Thathi’s sgubu usfak’ezozweni.(Take the drum and put it in the shack.)
Ufak’amspeks uzobuzwa . . .(Put on your glasses and you’ll feel . . .)
Ubumnandi obulapho.(The joy that is there.)

      I laughed inside my room as I imagined the meaning of the song and my overweight mother singing it. She paused and called my name again.

      “Bafana! Are you still in bed in there, my son?” she shouted.

      “I’m here, Mama.”

      “I haven’t seen you for ages. Wake up and come have breakfast with me while we chat. I want you to tell me everything about Cape Town, and I mean, everything. I bought you a newspaper as well. They’re looking for a legal adviser in this advert.”

      “I’m coming, Mama.”

      “Sheshisa! Hurry up! I’m dying to see how my boy looks. Five months is a very long time for a mother not to see her son. And Yuri’s here too.”

      Yuri was my ten-year-old cousin whose mother, Aunt Thandi, had died of Aids-related diseases at the age of twenty-seven. Aunt Thandi was Mama’s younger sister. On her death certificate it said that she had died of tuberculosis, chronic diarrhoea and pneumonia.

      Two days before she passed away, my sickly Aunt Thandi had called me into her bedroom with a feeble wave of her thin hand and asked me to help her remove a big rock from her chest. She had been coughing badly; coughing up slime and blood.

      I still wish I could have helped Aunt Thandi to remove the rock but I didn’t see any such thing when I got there. When I tried to tell her about the rock she asked me to help her turn over, but I was afraid of touching her. She was so thin and weak that I was sure that if I touched her, I would catch her disease.

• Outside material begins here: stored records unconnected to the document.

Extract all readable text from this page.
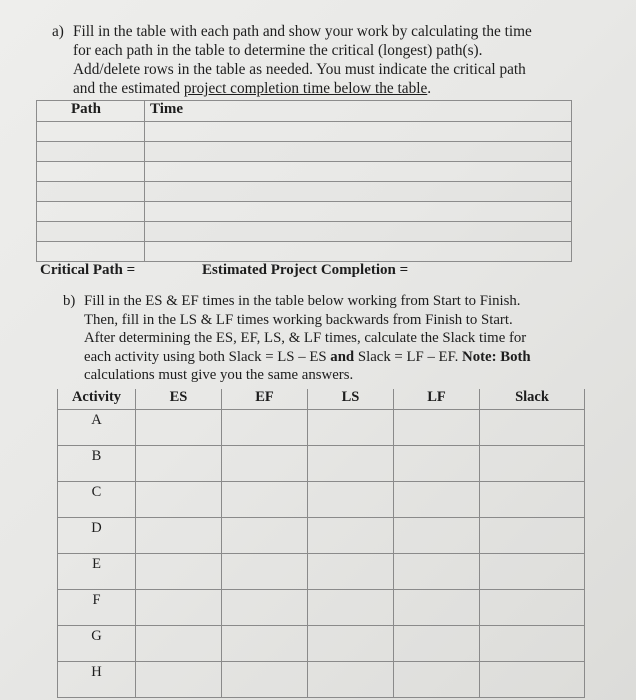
a) Fill in the table with each path and show your work by calculating the time
for each path in the table to determine the critical (longest) path(s).
Add/delete rows in the table as needed. You must indicate the critical path
and the estimated project completion time below the table.
Path	Time

Critical Path =	Estimated Project Completion =
b) Fill in the ES & EF times in the table below working from Start to Finish.
Then, fill in the LS & LF times working backwards from Finish to Start.
After determining the ES, EF, LS, & LF times, calculate the Slack time for
each activity using both Slack = LS – ES and Slack = LF – EF. Note: Both
calculations must give you the same answers.
Activity	ES	EF	LS	LF	Slack
A					
B					
C					
D					
E					
F					
G					
H					
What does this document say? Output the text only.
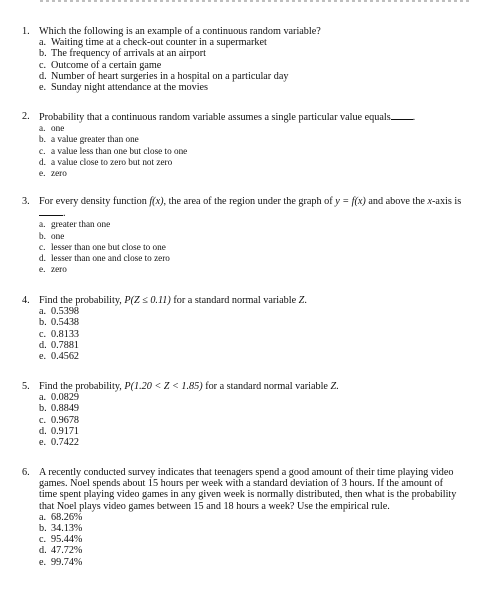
1. Which the following is an example of a continuous random variable?
a. Waiting time at a check-out counter in a supermarket
b. The frequency of arrivals at an airport
c. Outcome of a certain game
d. Number of heart surgeries in a hospital on a particular day
e. Sunday night attendance at the movies
2. Probability that a continuous random variable assumes a single particular value equals .
a. one
b. a value greater than one
c. a value less than one but close to one
d. a value close to zero but not zero
e. zero
3. For every density function f(x), the area of the region under the graph of y = f(x) and above the x-axis is .
a. greater than one
b. one
c. lesser than one but close to one
d. lesser than one and close to zero
e. zero
4. Find the probability, P(Z ≤ 0.11) for a standard normal variable Z.
a. 0.5398
b. 0.5438
c. 0.8133
d. 0.7881
e. 0.4562
5. Find the probability, P(1.20 < Z < 1.85) for a standard normal variable Z.
a. 0.0829
b. 0.8849
c. 0.9678
d. 0.9171
e. 0.7422
6. A recently conducted survey indicates that teenagers spend a good amount of their time playing video games. Noel spends about 15 hours per week with a standard deviation of 3 hours. If the amount of time spent playing video games in any given week is normally distributed, then what is the probability that Noel plays video games between 15 and 18 hours a week? Use the empirical rule.
a. 68.26%
b. 34.13%
c. 95.44%
d. 47.72%
e. 99.74%
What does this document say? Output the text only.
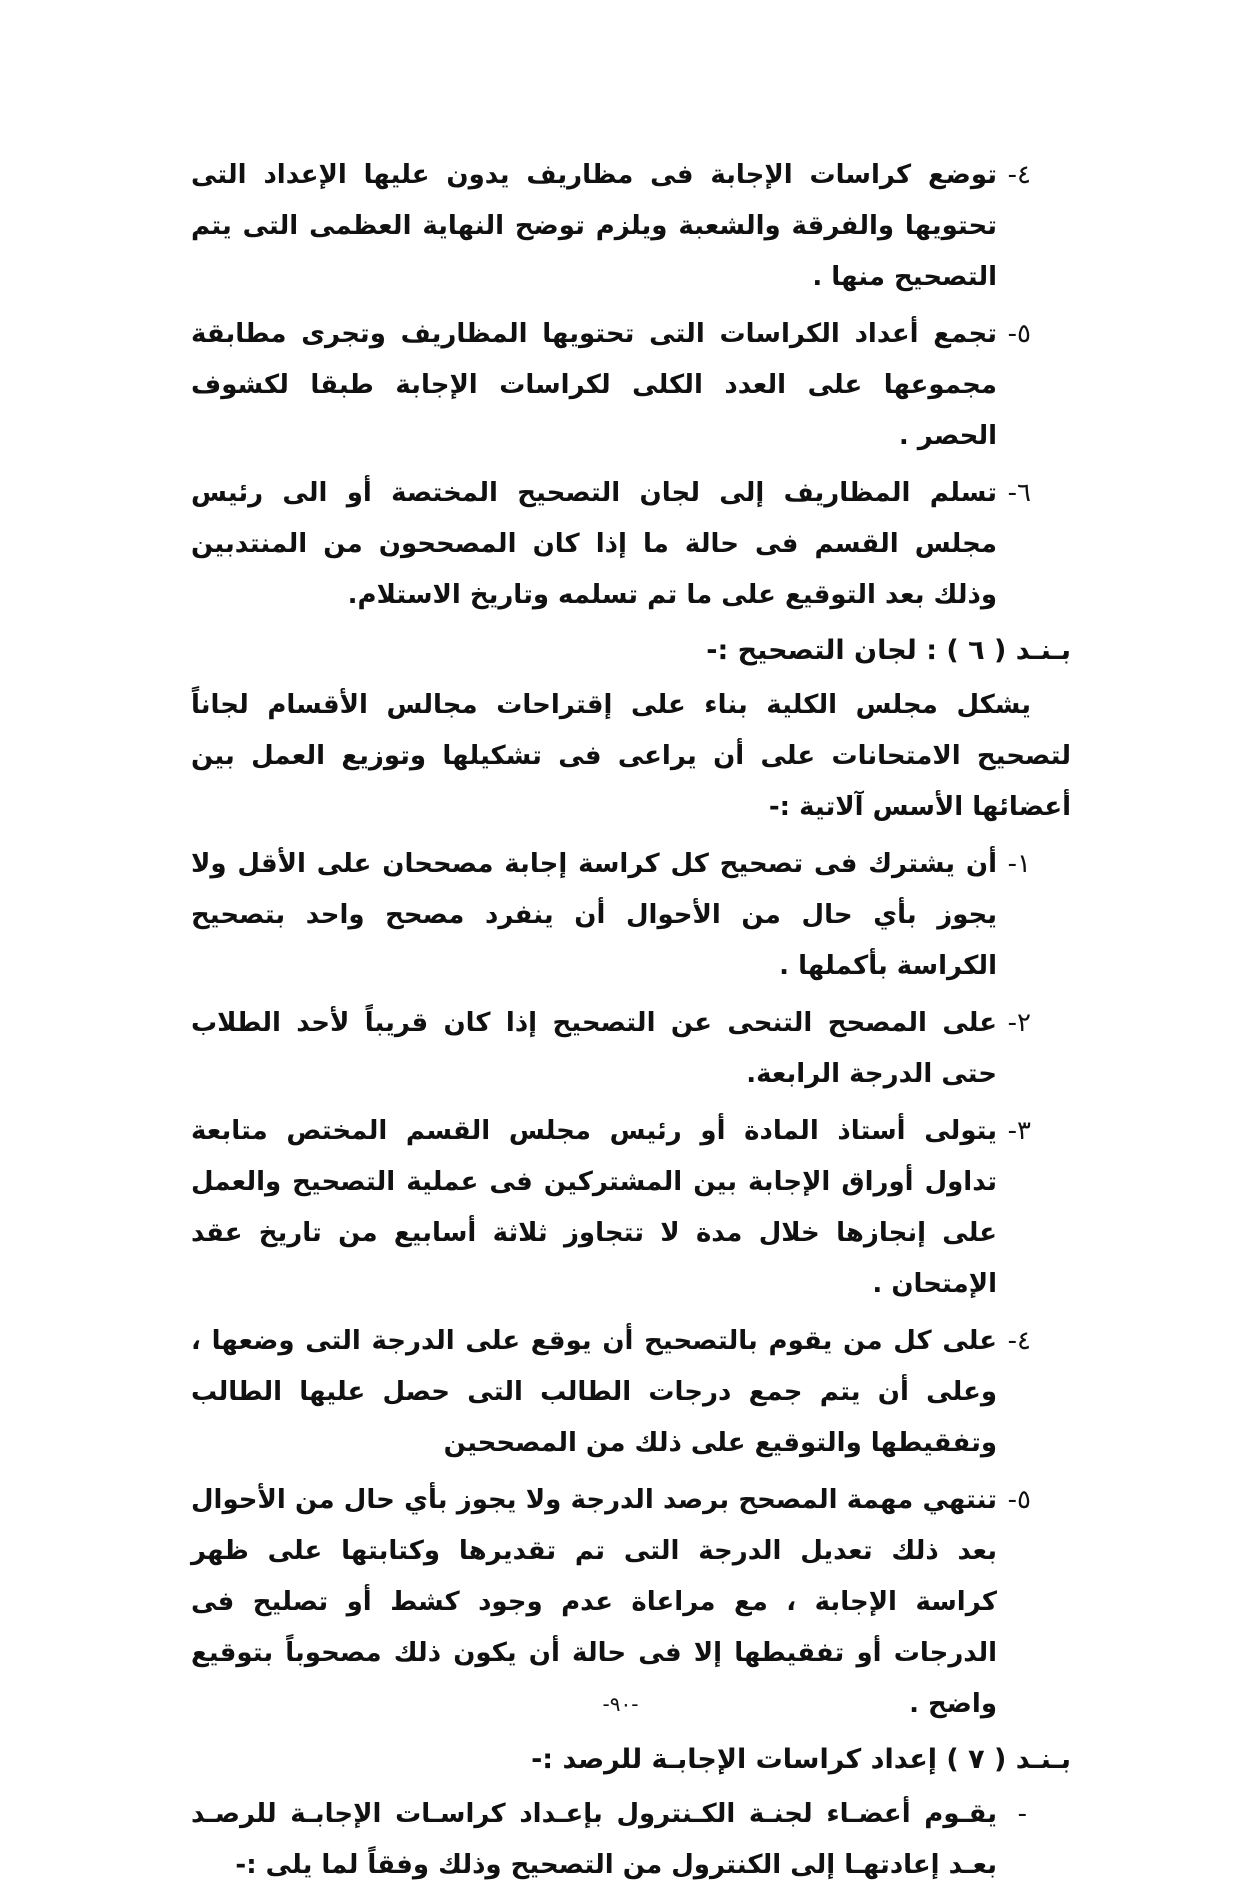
٤-
توضع كراسات الإجابة فى مظاريف يدون عليها الإعداد التى تحتويها والفرقة والشعبة ويلزم توضح النهاية العظمى التى يتم التصحيح منها .
٥-
تجمع أعداد الكراسات التى تحتويها المظاريف وتجرى مطابقة مجموعها على العدد الكلى لكراسات الإجابة طبقا لكشوف الحصر .
٦-
تسلم المظاريف إلى لجان التصحيح المختصة أو الى رئيس مجلس القسم فى حالة ما إذا كان المصححون من المنتدبين وذلك بعد التوقيع على ما تم تسلمه وتاريخ الاستلام.
بـنـد ( ٦ ) : لجان التصحيح :-
يشكل مجلس الكلية بناء على إقتراحات مجالس الأقسام لجاناً لتصحيح الامتحانات على أن يراعى فى تشكيلها وتوزيع العمل بين أعضائها الأسس آلاتية :-
١-
أن يشترك فى تصحيح كل كراسة إجابة مصححان على الأقل ولا يجوز بأي حال من الأحوال أن ينفرد مصحح واحد بتصحيح الكراسة بأكملها .
٢-
على المصحح التنحى عن التصحيح إذا كان قريباً لأحد الطلاب حتى الدرجة الرابعة.
٣-
يتولى أستاذ المادة أو رئيس مجلس القسم المختص متابعة تداول أوراق الإجابة بين المشتركين فى عملية التصحيح والعمل على إنجازها خلال مدة لا تتجاوز ثلاثة أسابيع من تاريخ عقد الإمتحان .
٤-
على كل من يقوم بالتصحيح أن يوقع على الدرجة التى وضعها ، وعلى أن يتم جمع درجات الطالب التى حصل عليها الطالب وتفقيطها والتوقيع على ذلك من المصححين
٥-
تنتهي مهمة المصحح برصد الدرجة ولا يجوز بأي حال من الأحوال بعد ذلك تعديل الدرجة التى تم تقديرها وكتابتها على ظهر كراسة الإجابة ، مع مراعاة عدم وجود كشط أو تصليح فى الدرجات أو تفقيطها إلا فى حالة أن يكون ذلك مصحوباً بتوقيع واضح .
بـنـد ( ٧ ) إعداد كراسات الإجابـة للرصد :-
-
يقـوم أعضـاء لجنـة الكـنترول بإعـداد كراسـات الإجابـة للرصـد بعـد إعادتهـا إلى الكنترول من التصحيح وذلك وفقاً لما يلى :-
-٩٠-
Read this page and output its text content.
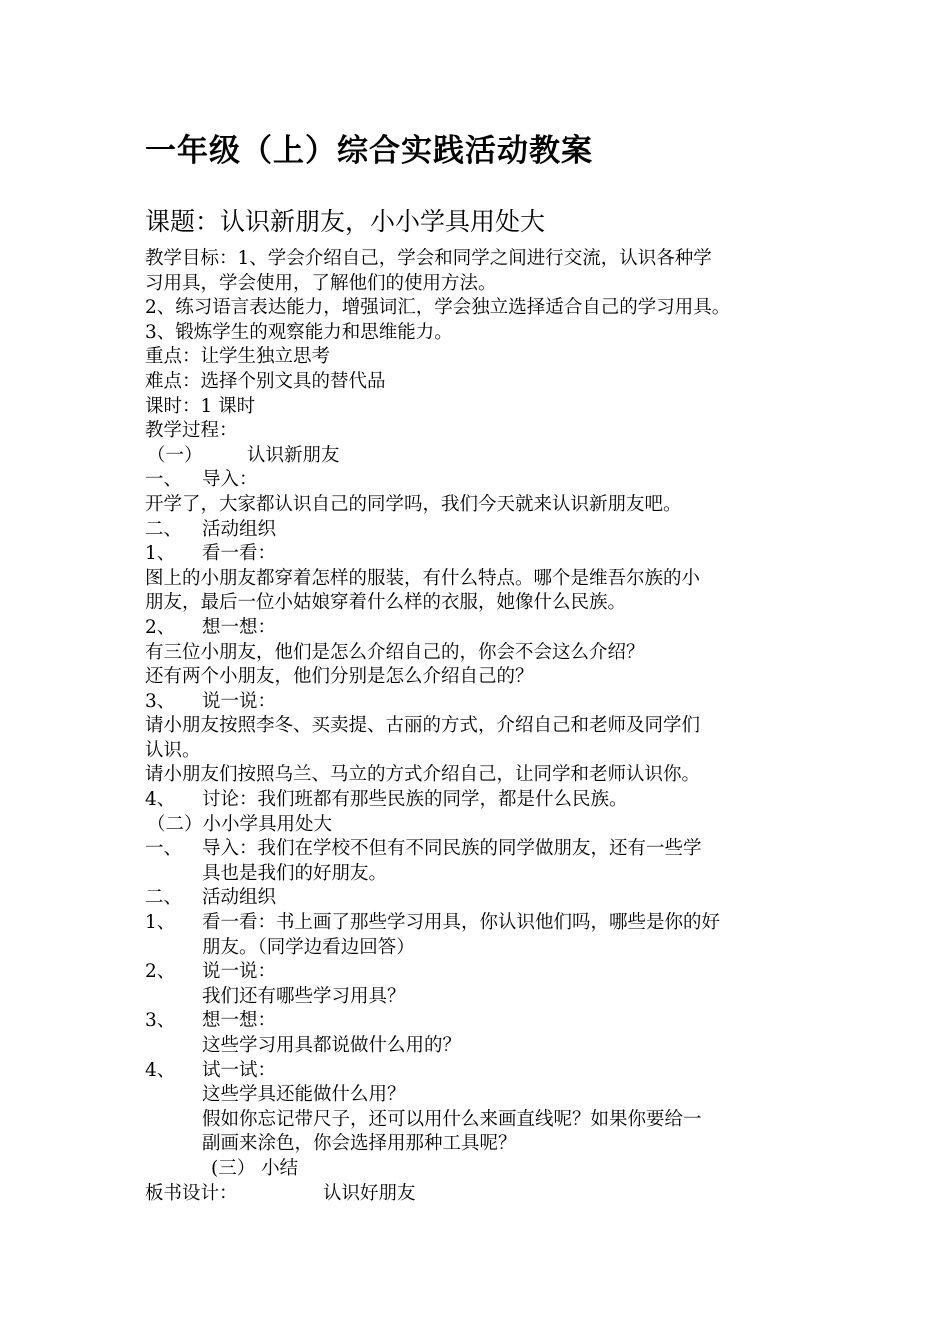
一年级（上）综合实践活动教案
课题：认识新朋友，小小学具用处大
教学目标：1、学会介绍自己，学会和同学之间进行交流，认识各种学
习用具，学会使用，了解他们的使用方法。
2、练习语言表达能力，增强词汇，学会独立选择适合自己的学习用具。
3、锻炼学生的观察能力和思维能力。
重点：让学生独立思考
难点：选择个别文具的替代品
课时：1 课时
教学过程：
（一） 认识新朋友
一、 导入：
开学了，大家都认识自己的同学吗，我们今天就来认识新朋友吧。
二、 活动组织
1、 看一看：
图上的小朋友都穿着怎样的服装，有什么特点。哪个是维吾尔族的小
朋友，最后一位小姑娘穿着什么样的衣服，她像什么民族。
2、 想一想：
有三位小朋友，他们是怎么介绍自己的，你会不会这么介绍？
还有两个小朋友，他们分别是怎么介绍自己的？
3、 说一说：
请小朋友按照李冬、买卖提、古丽的方式，介绍自己和老师及同学们
认识。
请小朋友们按照乌兰、马立的方式介绍自己，让同学和老师认识你。
4、 讨论：我们班都有那些民族的同学，都是什么民族。
（二）小小学具用处大
一、 导入：我们在学校不但有不同民族的同学做朋友，还有一些学
具也是我们的好朋友。
二、 活动组织
1、 看一看：书上画了那些学习用具，你认识他们吗，哪些是你的好
朋友。（同学边看边回答）
2、 说一说：
我们还有哪些学习用具？
3、 想一想：
这些学习用具都说做什么用的？
4、 试一试：
这些学具还能做什么用？
假如你忘记带尺子，还可以用什么来画直线呢？如果你要给一
副画来涂色，你会选择用那种工具呢？
(三） 小结
板书设计：	认识好朋友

      My family had chosen to believe Aunt Thandi’s infection was a result of negligence by the hospital. It was said that some time back, before Yuri’s birth, Aunt Thandi had been involved in a car accident and had lost a lot of blood. At the hospital she was given a blood transfusion and that was how she had contracted HIV.

      “Wow, look at you! I like that complexion,” said Mama as soon as I walked into the kitchen, wearing my fur-lined slippers. “Come here and give Mama a big hug.”

      She squeezed me hard against her enormous pear-shaped breasts as if I had been lost for a decade.

      “You look fine too, Mama.”

      “So, tell me about your university results,” she said, as soon as she let go of me. “I know that my boy has done well. I can’t wait to see you in a suit with that black gown that lawyers and advocates wear in court!”

      “Eeee-eh . . .” my reply was slow to come, “that’s what I was hoping to discuss with you, Mama.”

      “What happened? Do you want to take me to the graduation ceremony? I don’t mind going to Cape Town with you even though I’m like this . . .” She rubbed her belly. “It would be a great opportunity because I’ve never been to the Mother City. I was talking about it with Zinhle when we saw a nice dress at Southgate Mall the other day. I wanted to buy it specially for your big day.”

      “No, Mama. The university has withheld my results because I owe them money,” I lied. “So, until I’ve paid them, they won’t give me the results.”

      “That university is very greedy! How do they think you’ll become an advocate without your results, huh?” she asked crossly. “Tell them that you’ll settle your debts when you’re working as an advocate next year. I’m sure they can give you an extension?”

      “I tried that, Mama, but they wouldn’t listen to me.”

      “Ag, shame, my baby! Don’t stress . . .” She tried to comfort me by hugging me again. “I’m sure we can make a plan.”

      I shrugged and looked at Mama.